The material turn in fields that rely on printed matter has led to interest in how those texts and images were—and are—produced. Those objects, including cut woodblocks, etched/engraved metal plates, and lithographic stones, could be fundamental to research. Tens of thousands survive from the last 500 years, but the vast majority are inaccessible because they do not fit into the cataloguing structures and controlled vocabularies used by the libraries, archives and museums that hold them. Those that are accessible tend to be under-used, as few researchers are equipped to understand them or communicate about them across disciplinary boundaries. Even the most basic term is debated: to book historians/in libraries, pieces of type are multiples cast from a matrix (mould); to artists and art historians/in museums, the resulting types are the matrices (the sheets printed from them are the multiples).
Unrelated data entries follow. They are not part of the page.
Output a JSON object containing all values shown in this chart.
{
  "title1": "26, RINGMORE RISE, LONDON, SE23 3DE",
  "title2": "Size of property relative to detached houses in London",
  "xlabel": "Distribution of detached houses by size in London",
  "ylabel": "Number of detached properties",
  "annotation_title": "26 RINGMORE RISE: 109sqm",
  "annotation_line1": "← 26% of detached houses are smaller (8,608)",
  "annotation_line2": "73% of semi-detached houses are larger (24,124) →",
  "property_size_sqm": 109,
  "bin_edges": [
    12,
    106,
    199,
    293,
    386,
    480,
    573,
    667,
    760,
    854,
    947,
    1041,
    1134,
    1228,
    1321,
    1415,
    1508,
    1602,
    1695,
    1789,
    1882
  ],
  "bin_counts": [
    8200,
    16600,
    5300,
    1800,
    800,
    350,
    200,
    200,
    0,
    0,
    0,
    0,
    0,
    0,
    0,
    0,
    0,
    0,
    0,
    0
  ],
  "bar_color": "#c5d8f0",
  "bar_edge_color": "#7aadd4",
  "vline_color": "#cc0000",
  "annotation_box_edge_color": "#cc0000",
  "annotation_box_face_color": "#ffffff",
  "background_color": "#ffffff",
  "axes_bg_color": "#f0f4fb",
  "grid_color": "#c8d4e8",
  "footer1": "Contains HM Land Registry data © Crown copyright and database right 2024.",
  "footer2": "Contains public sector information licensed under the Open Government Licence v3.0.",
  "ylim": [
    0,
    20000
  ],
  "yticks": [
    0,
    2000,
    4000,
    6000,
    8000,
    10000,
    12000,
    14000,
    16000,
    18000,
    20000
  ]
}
As new possibilities to catalogue and digitise these artefacts are revealing their research potential, a common framework could advance knowledge of image-printing processes and images’ role in the print trade. This twelve-month project will create a research network and distil a single, interdisciplinary best practice from existing standards across disciplines and heritage collections to train researchers to engage with them.

As a precondition for this training is consensus on terminology, methodology and best practice, (1) an international, interdisciplinary working group will be formed. It will agree on recommendations following (2) a conference and (3) closed summit in September 2017. The aim of BARSEA scheme is to cascade benefits to early career researchers, so this framework will be put into practice at (4) a training session for ECRs in December 2017, refined, and (5) published open access in March 2018 so that researchers in many places and disciplines can use these objects in their research from the start of their academic careers.

This research is supported by a British Academy Rising Star Engagement Award.

Conference: Blocks Plates Stones (21 September 2017)

Convenor: Dr Elizabeth Savage

This deeply interdisciplinary conference will survey the state of research into cut woodblocks, intaglio plates, lithographic stones, and other matrices/printing surfaces. It will bring together researchers, curators, librarians, printers, printmakers, cataloguers, conservators, digital humanities practitioners, and others who care for or seek to understand these objects. The discussion will encompass all media and techniques, from the fifteenth century through the present. 

Early Career Researchers Training Day (1 December 2017)

This free, hands-on, object-based training day will introduce 10 ECRs to the research of historical matrices/printing surfaces (e.g. cut woodblocks, etched metal plates, litho stones). The emphasis is pre-1830. By analysing the objects and resulting impressions, participants will learn how to describe them; identify how they were made, used and copied; relate them to printed content; and use them as primary material in their own research. The interdisciplinary remit includes text and image, as well as decorations, initials, medicine, music, mathematical symbols, scientific imagery, and more. This event is the first application of a new research framework, which will later be published open access. Participants will learn new research skills and, through their feedback, help shape the future of research in fields related to print heritage. The training is convened by Elizabeth Savage and facilitated by Giles Bergel and Roger Gaskell.

Apply online (deadline 1 September 2017): tinyurl.com/ECRmatrices
Flier [.pdf]: click here

Working Group

Laura Aldovini (Università Cattolica, Milan; Project Census Italian Renaissance Woodcuts, Fondazione G. Cini, Venice); Ilaria Andreoli (Centre national de la recherche scientifique (CNRS), Paris; Museo Correr, Venice); Giles Bergel (Oxford University); Erin Blake (Descriptive Cataloguing of Rare Materials: Graphics (DCRM(G)); Alixe Bovey (Courtauld), Rosalba Dinoia (independent researcher); Cristina Dondi (15cBOOKTRADE; Oxford University; Consortium of European Research Libraries); Caroline Duroselle-Melish (Folger Shakespeare Library); Richard S. Field (Yale University); Roger Gaskell (Roger Gaskell Rare Books); Shelley Langdale (Philadelphia Museum of Art; Print Council of America); Katherine Martin (V&A); James Mosley (University of Reading; Institute of English Studies); Paul Nash (The Strawberry Press; Printing Historical Society); Nadine Orenstein (Metropolitan Museum of Art); Christiane Pagel (Graphikportal; Herzog Anton Ulrich-Museum); Linda Stiber-Morenus (Library of Congress); Ad Stijnman (Herzog August Bibliothek); May Sung (FoGuang University, Taiwan); Jonathan Whitson Cloud (ICOM-CIDOC Documentation Standards Working Group; Horniman Museum).